The message included 1,679 binary digits, approximately 210 bytes, and was transmitted at a frequency of 2,380 MHz. Needless to say – well, as far as I know, anyway – no response has been received. 


The Arecibo’s downfall began long before its demise came in December 2020. Financial cuts began eating into it and its budget of $10.5 million in 2007 fell to just $4.0 million in 2011. Funding was cobbled together from a variety of sources including the Puerto Rican government, NASA, private funding and even assistance from the American Recovery and Reinvestment Act of 2009 – but the writing was on the wall. 

In 2017, Hurricane Maria tore off parts of the receiver which damaged the dish below. While the scale of the damage was small, it proved to be another nail in the storied telescope’s coffin. In August 2020, a support cable snapped leaving a 30 metres (100ft) gash in the dish and in November, one of the support towers collapsed inflicting even more damage to the Arecibo. An announcement was made that there was not a great deal that could be done except ensuring the safety of those on-site.
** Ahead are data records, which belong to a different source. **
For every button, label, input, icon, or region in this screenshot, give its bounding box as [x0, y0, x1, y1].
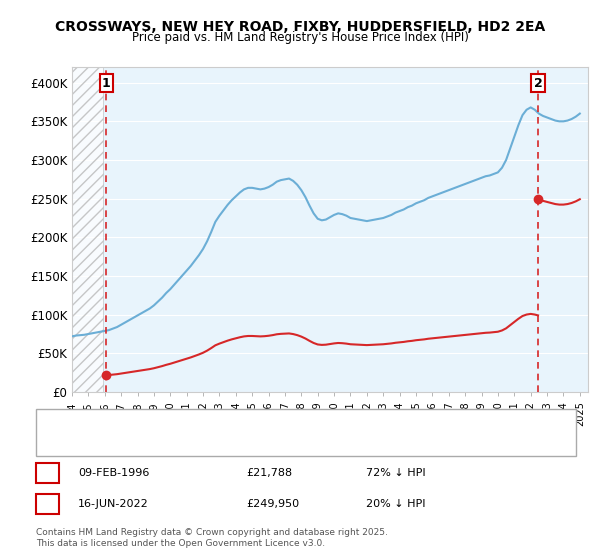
Text: 09-FEB-1996: 09-FEB-1996 — [78, 468, 149, 478]
Text: 20% ↓ HPI: 20% ↓ HPI — [366, 499, 425, 509]
Text: £21,788: £21,788 — [246, 468, 292, 478]
Text: £249,950: £249,950 — [246, 499, 299, 509]
Text: ——: —— — [54, 437, 85, 452]
Text: CROSSWAYS, NEW HEY ROAD, FIXBY, HUDDERSFIELD, HD2 2EA: CROSSWAYS, NEW HEY ROAD, FIXBY, HUDDERSF… — [55, 20, 545, 34]
Text: 72% ↓ HPI: 72% ↓ HPI — [366, 468, 425, 478]
Text: Contains HM Land Registry data © Crown copyright and database right 2025.
This d: Contains HM Land Registry data © Crown c… — [36, 528, 388, 548]
Text: Price paid vs. HM Land Registry's House Price Index (HPI): Price paid vs. HM Land Registry's House … — [131, 31, 469, 44]
Bar — [72, 67, 103, 392]
Text: 1: 1 — [102, 77, 111, 90]
Text: 16-JUN-2022: 16-JUN-2022 — [78, 499, 149, 509]
Text: 2: 2 — [44, 499, 51, 509]
Text: ——: —— — [54, 414, 85, 430]
Text: 2: 2 — [533, 77, 542, 90]
Text: CROSSWAYS, NEW HEY ROAD, FIXBY, HUDDERSFIELD, HD2 2EA (detached house): CROSSWAYS, NEW HEY ROAD, FIXBY, HUDDERSF… — [78, 417, 477, 427]
Text: HPI: Average price, detached house, Calderdale: HPI: Average price, detached house, Cald… — [78, 440, 311, 450]
Text: 1: 1 — [44, 468, 51, 478]
Bar — [72, 67, 103, 392]
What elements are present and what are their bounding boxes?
Plans for the safe decommissioning of the observatory were still being developed when on 1st December 2020, a second tower collapsed, this time bringing down the massive receiver in the centre, causing a huge amount of damage. 


It’s difficult not to feel like this is a rather sad ending for such a wondrous device that has taught us and showed us so much. Yes there are certainly other telescopes around the world that have caught up, and indeed now work better than the Arecibo, but its contribution to our knowledge of space has been enormous. From the groundbreaking exploration of the Pulsar Stars to the wonderfully ambitious Arecibo message, this gigantic observatory located in the Puerto Rican forest has certainly played its part in space exploration.   
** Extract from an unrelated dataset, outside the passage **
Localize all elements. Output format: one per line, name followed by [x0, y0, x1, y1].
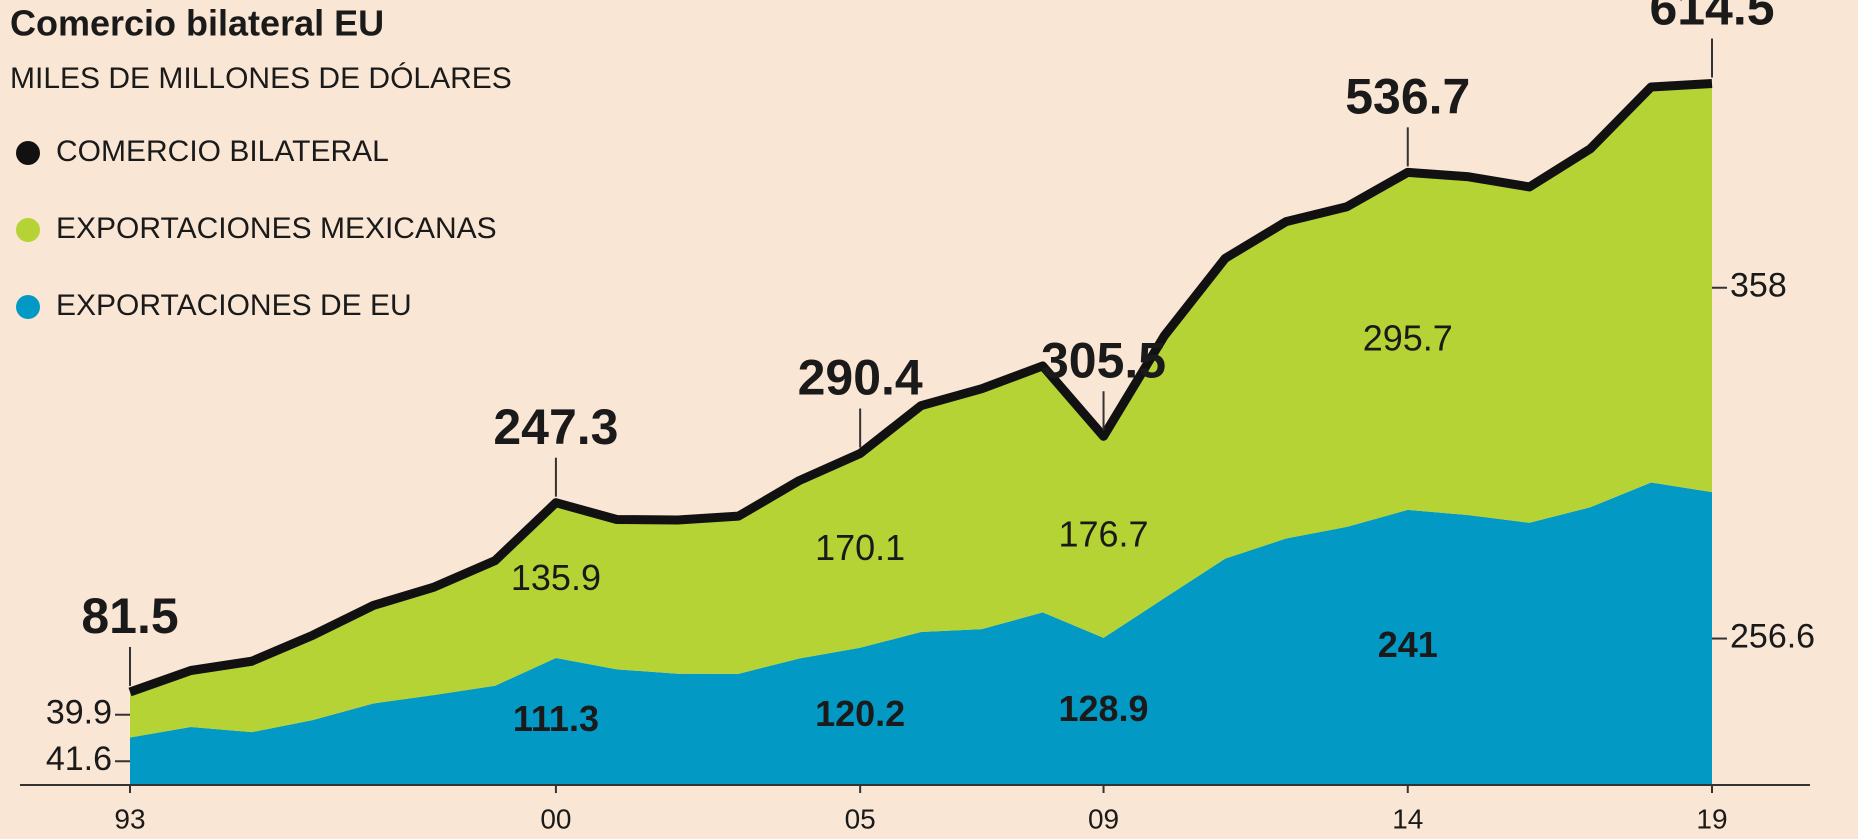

It’s not immediately clear what happens now to the Arecibo Observatory, but it’s days of searching the universe are presumably over. But I do like to think that one-day extraterrestrial life might reply to the Arecibo message or even visit the spot that it was sent from. And maybe they will stare down at the vast forest below and wonder – where the hell did that message come from?